3 Things My Granny Taught Me About Accessibility
My granny is one of my favorite people–always has been; always will be. Our family matriarch is passionate about her children and grandchildren, sewing, crosswords, and craft shows. As a child of the Great Depression, she insists on getting a good bargain–so much so, that we once drove three hours each way to have lunch at a place that advertised “Meals $1, Pie $1, Drinks Free with Meal.”
Granny’s no-nonsense approach to life, combined with her quick wit, has transformed many strangers into friends. She has spent her life dancing, laughing, kazoo-ing–and I will be forever grateful for the embarrassing times when she insisted I hum and dance along with her. Today, arthritis makes Granny’s 50-foot walk to dinner feel like a marathon and cataracts cloud her ability to see details. But, her personality remains as sassy as ever. She is the same Granny I have adored all my life.
Last month, my mom and I spent our week-long vacation with Granny, helping care for her during her two-week stay in an assisted living rehabilitation center. Between visits from occupational therapists and nursing assistants, we giggled about Granny’s life as a single woman during World War II and reminisced about days spent on the Mississippi River during my childhood. My only goal that week was to soak up everything I could about my granny.
While there, I couldn’t help but notice, and begin to fixate, on the clock hanging on the wall of Granny’s rehabilitation room. I should mention again: Granny’s vision is fading. She often requires a verbal “hello” to know it is me when I enter her room. The clock that hung in her rehabilitation room was dark and offered very little contrast between the colors of the Roman numerals and the background. The clock didn’t make sound and it was clear that Granny had no ability to tell time on that clock. At lunch, I noticed another clock hanging in the dining room. It was different, but had the same dark, low-contrast face. I watched Granny and the other residents at lunch. I observed that not one of them looked at the clock–not even when a woman seated at Granny’s table asked for the time. It was then I noticed another clock–the one on my granny’s wrist. She glanced down and informed her hall mate that it was 12:35 PM. Granny’s small one-inch watch provided enough contrast for her to tell time, more so than any of the large clocks hanging in her living spaces. I thought this was ironic given that we were in an assisted living rehabilitation center.
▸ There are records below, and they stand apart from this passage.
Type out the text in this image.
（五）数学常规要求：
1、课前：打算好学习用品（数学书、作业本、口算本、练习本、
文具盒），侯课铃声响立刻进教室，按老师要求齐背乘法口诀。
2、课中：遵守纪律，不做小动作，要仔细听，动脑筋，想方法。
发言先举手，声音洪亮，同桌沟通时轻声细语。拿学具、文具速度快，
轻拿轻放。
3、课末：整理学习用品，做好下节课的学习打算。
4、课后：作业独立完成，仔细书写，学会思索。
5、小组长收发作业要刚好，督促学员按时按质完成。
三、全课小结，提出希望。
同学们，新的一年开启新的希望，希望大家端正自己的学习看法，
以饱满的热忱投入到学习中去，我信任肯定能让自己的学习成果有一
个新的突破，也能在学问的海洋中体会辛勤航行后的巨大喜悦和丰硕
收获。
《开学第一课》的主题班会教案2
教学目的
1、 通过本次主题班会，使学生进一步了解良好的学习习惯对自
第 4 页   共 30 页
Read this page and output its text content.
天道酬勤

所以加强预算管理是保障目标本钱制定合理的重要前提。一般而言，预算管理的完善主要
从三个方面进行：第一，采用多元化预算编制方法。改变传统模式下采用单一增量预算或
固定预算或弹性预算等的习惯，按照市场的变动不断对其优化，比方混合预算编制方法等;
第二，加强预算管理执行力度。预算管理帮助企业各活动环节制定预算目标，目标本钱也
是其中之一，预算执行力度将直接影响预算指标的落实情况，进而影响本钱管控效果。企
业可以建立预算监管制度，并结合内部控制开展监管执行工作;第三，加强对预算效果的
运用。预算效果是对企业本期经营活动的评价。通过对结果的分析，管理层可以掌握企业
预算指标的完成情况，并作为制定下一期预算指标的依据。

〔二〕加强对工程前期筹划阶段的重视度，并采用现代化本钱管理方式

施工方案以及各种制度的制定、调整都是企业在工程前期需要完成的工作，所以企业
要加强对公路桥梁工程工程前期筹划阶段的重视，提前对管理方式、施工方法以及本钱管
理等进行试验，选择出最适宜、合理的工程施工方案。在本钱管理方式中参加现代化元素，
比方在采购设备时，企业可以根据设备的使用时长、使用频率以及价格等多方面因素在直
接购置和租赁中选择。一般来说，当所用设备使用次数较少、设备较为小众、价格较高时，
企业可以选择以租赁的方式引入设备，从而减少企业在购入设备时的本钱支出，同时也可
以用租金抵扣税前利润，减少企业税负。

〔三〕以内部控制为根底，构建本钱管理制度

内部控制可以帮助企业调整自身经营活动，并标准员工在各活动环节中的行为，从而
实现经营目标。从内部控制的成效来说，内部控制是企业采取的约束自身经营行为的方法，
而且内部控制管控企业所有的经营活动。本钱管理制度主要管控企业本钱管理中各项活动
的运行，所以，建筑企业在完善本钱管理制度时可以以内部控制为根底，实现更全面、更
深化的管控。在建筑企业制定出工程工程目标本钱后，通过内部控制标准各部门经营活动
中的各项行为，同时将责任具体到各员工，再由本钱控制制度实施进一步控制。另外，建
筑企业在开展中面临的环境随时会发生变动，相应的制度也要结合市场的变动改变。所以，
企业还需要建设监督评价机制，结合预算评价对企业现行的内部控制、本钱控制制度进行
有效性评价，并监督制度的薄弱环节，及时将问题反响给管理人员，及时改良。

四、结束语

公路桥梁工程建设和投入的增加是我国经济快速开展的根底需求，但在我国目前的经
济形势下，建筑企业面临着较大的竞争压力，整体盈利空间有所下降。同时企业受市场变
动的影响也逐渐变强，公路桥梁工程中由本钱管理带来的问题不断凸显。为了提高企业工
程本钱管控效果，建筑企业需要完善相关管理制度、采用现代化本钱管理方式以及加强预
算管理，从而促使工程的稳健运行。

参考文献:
Please know, the fashionista in me greatly appreciates the effort put into creating an environment that is aesthetically pleasing for Granny and the other residents. The clocks are beautiful and well-coordinated with the other décor. However, Granny and the other residents didn’t even know the items hanging on the walls were clocks. They were merely dark circles hanging at eye level. I wondered, aren’t there clocks that can meet BOTH needs? Clocks that are beautiful AND useful for Granny and her hall mates? Clocks that are universally-designed? I thought about the clock I recently purchased at IKEA. My IKEA clock is not special ordered out of a disability catalog and it is not expensive. But, it offers brilliant contrast, a 20-inch face, large numbers, AND style. I thought Granny and her friends would really like my IKEA clock.
Granny, her hall mates, and the clocks reminded me how important accessibility is to all of us. A few ideas seem especially applicable.
1) Disability is a natural part of the human experience. Watching Granny age and change reminds me that all of us have—or will—experience disability in some way. Disability can happen when you sprain your ankle and are forced to maneuver your environment in new ways. It can happen when you have a tooth pulled and have to experiment with various soft foods. However, Granny also reminds me that we are surrounded by tools, resources, and supports that help minimize the impact of disability. Our job is to make sure the supports are available and accessible to those who need them.
2) Environment matters. Granny’s experience in her assisted living apartment reiterates that it isn’t solely a “disability” that is disabling; environment also plays a major role. Granny can tell time, even with compromised vision. However, the clocks in her environment exaggerated her decreased vision and disabled her ability to tell time. We all have items in our environment that assist–and challenge–us in our daily lives. The good news is we have the ability to manipulate our environments to better suit our needs. Considering the impact of small things –like clock design–is a simple, yet powerful tool in reducing the impact of “disability” on daily life activities.
3) Sometimes you don’t have to think too far outside of the box. The greatest solution to a complex challenge is often the simplest one. Granny’s visual impairments could be mitigated with intricate, painful, and expensive eye surgeries. However, my $40 IKEA clock moderates her visual impairments enough to serve her need to tell time. I know Granny’s visual needs will continue to evolve. As they do, we can provide her with additional environmental supports, perhaps a digital clock with large numbers, a talking clock, or vibrating watch–all of which are a quick Google search and online order away.
These lessons provide guidance on supporting students with disabilities in inclusive settings. Remember, all students have unique needs. Some students require extensive supports. It is our job to provide accessible tools and resources to help all students make progress in the general education curriculum. When considering how best to support your students, consider this question: What is the simplest thing I can do to make the biggest impact? Ask yourself, “What is my IKEA clock?”